Indeed, the SIAM survey revealed that, for a majority of students, it was the desire to get into a good college or university that kept them going in math over the last few years. This tracks with a prior study, which found that many students cited getting into college as their reason for accelerating to a calculus course—even though many lacked an intrinsic interest in math or STEM, and even though only about 5 percent of students who do so benefit by taking the next-level course in college. 

Looking beyond the calculus standard of success

While calculus is considered an important stepping stone to STEM degrees and careers, there are other ways for high school and college students—STEM and non-STEM majors alike—to show rigor and understanding of advanced math concepts.

In fact, negative math experience and lack of confidence can create “cognitive interference” that shuts down a student’s ability to focus on schoolwork, according to Colleen Ganley, associate professor of psychology at Florida State University and a panelist for our March conference, The Mathematics of Opportunity: Advancing by Degrees.

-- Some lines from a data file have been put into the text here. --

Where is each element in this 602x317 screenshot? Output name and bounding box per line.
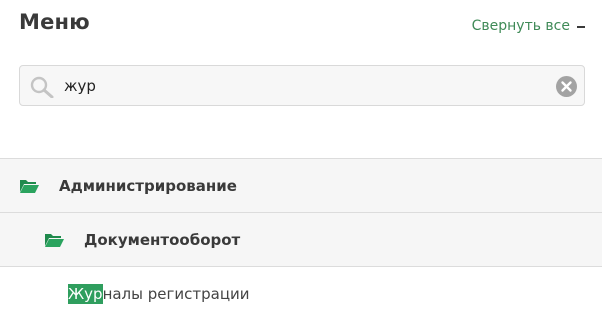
tree-item-document-flow[interactable]: Документооборот [0,212,602,266]
menu-item-registration-journals[interactable]: Жур налы регистрации [0,266,602,317]
tree-item-administration[interactable]: Администрирование [0,158,602,212]
minus-icon [577,25,585,28]
page-title: Меню [19,10,90,34]
tree-item-label: Администрирование [59,176,237,195]
tree-item-label: Документооборот [84,230,241,249]
search-box [19,65,585,106]
menu-header: Меню Свернуть все [0,0,602,56]
menu-item-label: налы регистрации [102,284,250,303]
menu-tree: Администрирование Документооборот Жур нал… [0,158,602,317]
search-match-highlight: Жур [68,283,103,304]
menu-panel: Меню Свернуть все Администрирование [0,0,602,317]
search-icon [30,76,54,98]
clear-icon[interactable] [556,76,577,97]
collapse-all-label: Свернуть все [471,18,570,34]
folder-open-icon [45,233,64,247]
collapse-all-button[interactable]: Свернуть все [472,18,585,34]
folder-open-icon [20,179,39,193]
search-input[interactable] [64,73,544,99]
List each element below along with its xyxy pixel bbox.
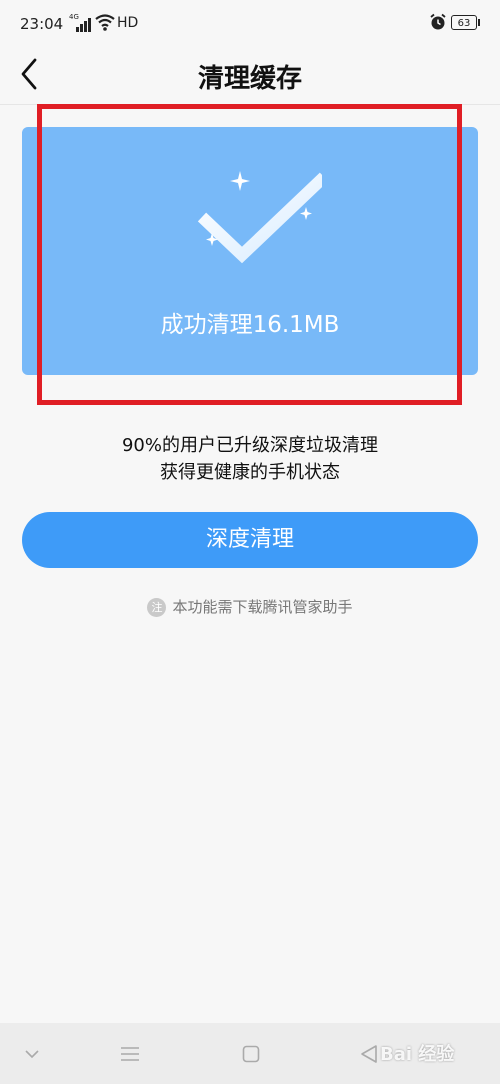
nav-header: 清理缓存 bbox=[0, 48, 500, 105]
back-triangle-icon[interactable] bbox=[360, 1044, 378, 1064]
download-note: 注本功能需下载腾讯管家助手 bbox=[0, 596, 500, 617]
note-badge-icon: 注 bbox=[147, 598, 167, 617]
note-text: 本功能需下载腾讯管家助手 bbox=[172, 598, 353, 616]
status-bar: 23:04 4G HD 63 bbox=[0, 0, 500, 48]
highlight-annotation bbox=[37, 104, 462, 405]
menu-icon[interactable] bbox=[120, 1046, 140, 1062]
deep-clean-button[interactable]: 深度清理 bbox=[22, 512, 478, 568]
status-time: 23:04 bbox=[20, 15, 64, 33]
battery-icon: 63 bbox=[451, 15, 477, 30]
wifi-icon bbox=[95, 14, 115, 31]
network-type-label: 4G bbox=[69, 13, 79, 21]
signal-icon: 4G bbox=[69, 13, 91, 32]
hd-label: HD bbox=[117, 15, 139, 31]
home-square-icon[interactable] bbox=[242, 1045, 260, 1063]
promo-text: 90%的用户已升级深度垃圾清理 获得更健康的手机状态 bbox=[0, 432, 500, 486]
promo-line-2: 获得更健康的手机状态 bbox=[160, 462, 340, 483]
alarm-icon bbox=[430, 13, 446, 30]
promo-line-1: 90%的用户已升级深度垃圾清理 bbox=[121, 435, 378, 456]
chevron-down-icon[interactable] bbox=[24, 1049, 40, 1059]
page-title: 清理缓存 bbox=[197, 64, 302, 94]
watermark: Bai 经验 bbox=[380, 1044, 455, 1065]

This pattern is especially prevalent, Ganley noted, during math testing, which may lead to inaccurate measures of a student’s actual capacity for math learning. 

“If you’re anxious about something, whether it’s math or anything else, you’re more likely to avoid that,” Ganley said in the TMO session From Math Anxiety to Math Belonging. “We’ve studied it more at older ages and see people less likely to go into careers that involve math.” 

Alleviating the pressure to race through the math curriculum may be a helpful strategy for managing stress, reducing math anxiety, and getting more students—including underrepresented students—to master higher-order math skills and prepare for STEM majors and careers. Traditional courses on the calculus path are one route, but another comprises new, innovative quantitative reasoning courses that keep students engaged in mathematics, students who might otherwise be turned off. 

New approaches to assessment may also help alleviate the pressure and anxiety, Ganley noted: “There are small changes, especially, the way we talk about assessment and the way we talk about standardized testing. This is not to show what you don’t know. This is to show what you know and what you’ve learned.”